Youth camps are generally known for promoting collaborative and experiential learning environments. However, in 2020, youth camps at the national and international level had to be modified to adapt to the unprecedented challenges posed by COVID-19, which necessitated social distance and isolation. During the pandemic, some virtual camps were arranged to fill a much-needed gap in youth engagement. However, virtual platforms have limitations, particularly due to the restrained engagement between participants and the lack of reliable internet connectivity in most regions of Pakistan.

After almost a year, the wait is over. The Aga Khan Youth and Sports Board (AKYSB) for Southern Region in collaboration with its local boards in Karimabad and Garden tested its ‘Hybrid Youth Camp’ model titled “Talaash” on the 6th and 7th of March, 2021 in Karachi. The hybrid youth camp model balanced between the strengths of traditional, in-person youth camps by promoting active groupwork while recognizing the challenges of distancing due to COVID-19. Hence, rather than gathering all participants together, the hybrid camp divided its 48 participants into four subgroups. The subgroups, which were gender balanced, gathered in predesignated areas in four Jamatkhanas and were connected via a central digital forum. The sessions were conducted online and groupwork was conducted separately in different Jamatkhanas under the supervision of trained mentors. 

The learning experiences of the youth participants were exceptional. The camp focused on enhancing leadership potential of Jamati youth by building life skills on effective teamwork, empathy, creative thinking, entrepreneurship and reflection. Like any pre-COVID camp, the hybrid camp also included energizers, group discussions and presentations. More importantly, the camp provided a platform for the youth to express their views about different aspects of life and realize their leadership strengths. It also aided participants to come out of their comfort zone and make new friends.

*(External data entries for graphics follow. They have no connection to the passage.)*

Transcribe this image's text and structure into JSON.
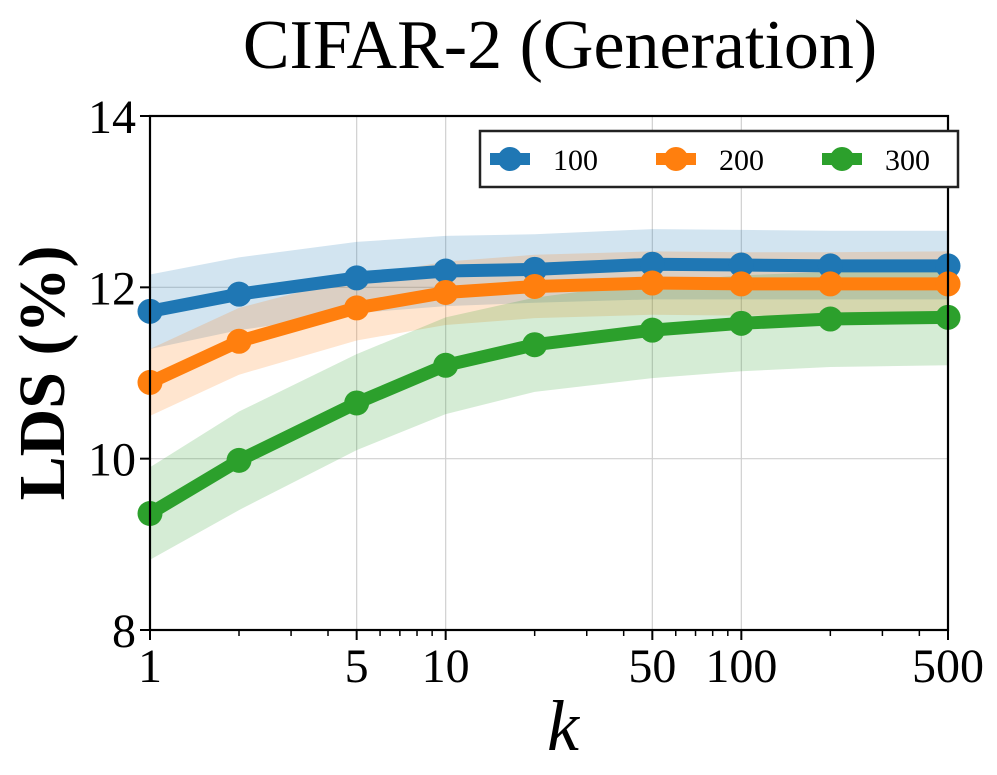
{
  "chart_data": {
    "type": "line",
    "title": "CIFAR-2 (Generation)",
    "xlabel": "k",
    "ylabel": "LDS (%)",
    "xscale": "log",
    "xlim": [
      1,
      500
    ],
    "ylim": [
      8,
      14
    ],
    "grid": true,
    "legend_position": "top-right",
    "x": [
      1,
      2,
      5,
      10,
      20,
      50,
      100,
      200,
      500
    ],
    "xticks": [
      1,
      5,
      10,
      50,
      100,
      500
    ],
    "xtick_labels": [
      "1",
      "5",
      "10",
      "50",
      "100",
      "500"
    ],
    "yticks": [
      8,
      10,
      12,
      14
    ],
    "ytick_labels": [
      "8",
      "10",
      "12",
      "14"
    ],
    "series": [
      {
        "name": "100",
        "color": "#1f77b4",
        "values": [
          11.72,
          11.92,
          12.11,
          12.19,
          12.21,
          12.27,
          12.26,
          12.25,
          12.25
        ],
        "lower": [
          11.28,
          11.5,
          11.7,
          11.78,
          11.82,
          11.86,
          11.86,
          11.86,
          11.86
        ],
        "upper": [
          12.15,
          12.35,
          12.53,
          12.6,
          12.62,
          12.68,
          12.67,
          12.66,
          12.66
        ]
      },
      {
        "name": "200",
        "color": "#ff7f0e",
        "values": [
          10.89,
          11.37,
          11.76,
          11.94,
          12.01,
          12.05,
          12.04,
          12.04,
          12.04
        ],
        "lower": [
          10.5,
          10.98,
          11.38,
          11.56,
          11.64,
          11.68,
          11.67,
          11.67,
          11.67
        ],
        "upper": [
          11.28,
          11.76,
          12.12,
          12.3,
          12.38,
          12.42,
          12.41,
          12.41,
          12.42
        ]
      },
      {
        "name": "300",
        "color": "#2ca02c",
        "values": [
          9.36,
          9.98,
          10.65,
          11.09,
          11.33,
          11.5,
          11.58,
          11.63,
          11.65
        ],
        "lower": [
          8.82,
          9.4,
          10.1,
          10.52,
          10.78,
          10.94,
          11.02,
          11.07,
          11.09
        ],
        "upper": [
          9.9,
          10.55,
          11.22,
          11.65,
          11.88,
          12.06,
          12.14,
          12.18,
          12.2
        ]
      }
    ]
  }
}
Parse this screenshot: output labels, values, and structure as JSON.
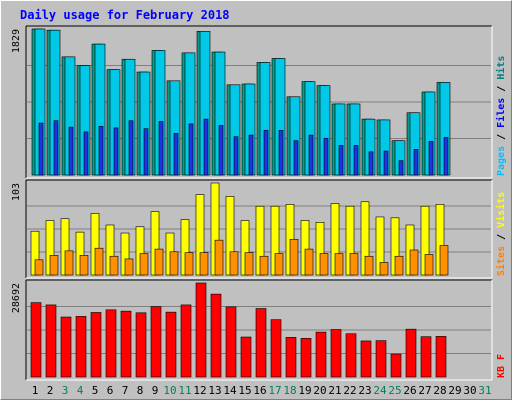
{
  "chart_data": {
    "type": "bar",
    "title": "Daily usage for February 2018",
    "days": [
      "1",
      "2",
      "3",
      "4",
      "5",
      "6",
      "7",
      "8",
      "9",
      "10",
      "11",
      "12",
      "13",
      "14",
      "15",
      "16",
      "17",
      "18",
      "19",
      "20",
      "21",
      "22",
      "23",
      "24",
      "25",
      "26",
      "27",
      "28",
      "29",
      "30",
      "31"
    ],
    "weekend_days": [
      "3",
      "4",
      "10",
      "11",
      "17",
      "18",
      "24",
      "25",
      "31"
    ],
    "panels": [
      {
        "name": "hits-files-pages",
        "ymax_label": "1829",
        "ymax": 1829,
        "legend": [
          {
            "text": "Pages",
            "color": "#00c0ff"
          },
          {
            "text": "Files",
            "color": "#0000ff"
          },
          {
            "text": "Hits",
            "color": "#008080"
          }
        ],
        "series": [
          {
            "name": "Hits",
            "color": "#00a08c",
            "values": [
              1829,
              1814,
              1480,
              1370,
              1640,
              1320,
              1450,
              1290,
              1560,
              1180,
              1530,
              1800,
              1540,
              1130,
              1140,
              1410,
              1460,
              980,
              1170,
              1120,
              890,
              890,
              700,
              690,
              430,
              780,
              1040,
              1160
            ]
          },
          {
            "name": "Files",
            "color": "#00c8e6",
            "values": [
              1829,
              1814,
              1480,
              1370,
              1640,
              1320,
              1450,
              1290,
              1560,
              1180,
              1530,
              1800,
              1540,
              1130,
              1140,
              1410,
              1460,
              980,
              1170,
              1120,
              890,
              890,
              700,
              690,
              430,
              780,
              1040,
              1160
            ]
          },
          {
            "name": "Pages",
            "color": "#1e32e6",
            "values": [
              650,
              680,
              600,
              540,
              610,
              590,
              680,
              580,
              670,
              520,
              640,
              700,
              620,
              480,
              500,
              560,
              560,
              430,
              500,
              460,
              370,
              370,
              290,
              300,
              180,
              320,
              420,
              470
            ]
          }
        ]
      },
      {
        "name": "visits-sites",
        "ymax_label": "103",
        "ymax": 103,
        "legend": [
          {
            "text": "Sites",
            "color": "#ff8000"
          },
          {
            "text": "Visits",
            "color": "#ffff00"
          }
        ],
        "series": [
          {
            "name": "Visits",
            "color": "#ffff00",
            "values": [
              49,
              61,
              63,
              48,
              69,
              56,
              47,
              54,
              71,
              47,
              62,
              90,
              103,
              88,
              61,
              77,
              77,
              79,
              61,
              59,
              80,
              77,
              82,
              65,
              64,
              56,
              77,
              79
            ]
          },
          {
            "name": "Sites",
            "color": "#ff9000",
            "values": [
              17,
              22,
              27,
              22,
              30,
              21,
              18,
              24,
              29,
              26,
              25,
              25,
              39,
              26,
              25,
              21,
              24,
              40,
              29,
              24,
              24,
              24,
              21,
              14,
              21,
              28,
              23,
              33
            ]
          }
        ]
      },
      {
        "name": "kbytes",
        "ymax_label": "28692",
        "ymax": 28692,
        "legend": [
          {
            "text": "KB F",
            "color": "#ff0000"
          }
        ],
        "series": [
          {
            "name": "KB F",
            "color": "#ff0000",
            "values": [
              22700,
              22000,
              18300,
              18500,
              19700,
              20500,
              20100,
              19600,
              21500,
              19800,
              22000,
              28692,
              25300,
              21400,
              12200,
              20900,
              17500,
              12100,
              11800,
              13700,
              14500,
              13200,
              11000,
              11100,
              7000,
              14600,
              12300,
              12400
            ]
          }
        ]
      }
    ]
  }
}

Thrilled by the hybrid camp experience and the ability to physically interact with peers after more than a year, a participant expressed, “We are so glad to participate in this camp which has enhanced our learning with fun; we are looking forward to the next camp!” It was also encouraging to receive heartening messages from parents of participants.

One parent shared, “My daughter thoroughly enjoyed the camp. She is usually shy, but the camp team put in a lot of effort to make her participate in all activities and build her confidence.”

After nearly a year, the innovative hybrid camp model brought together Jamati youth in a controlled setting with strict SOPs. By doing so, the model has provided new knowledge and avenues for AKYSB to engage with the youth through arranging similar hybrid youth camps across Pakistan during COVID-19.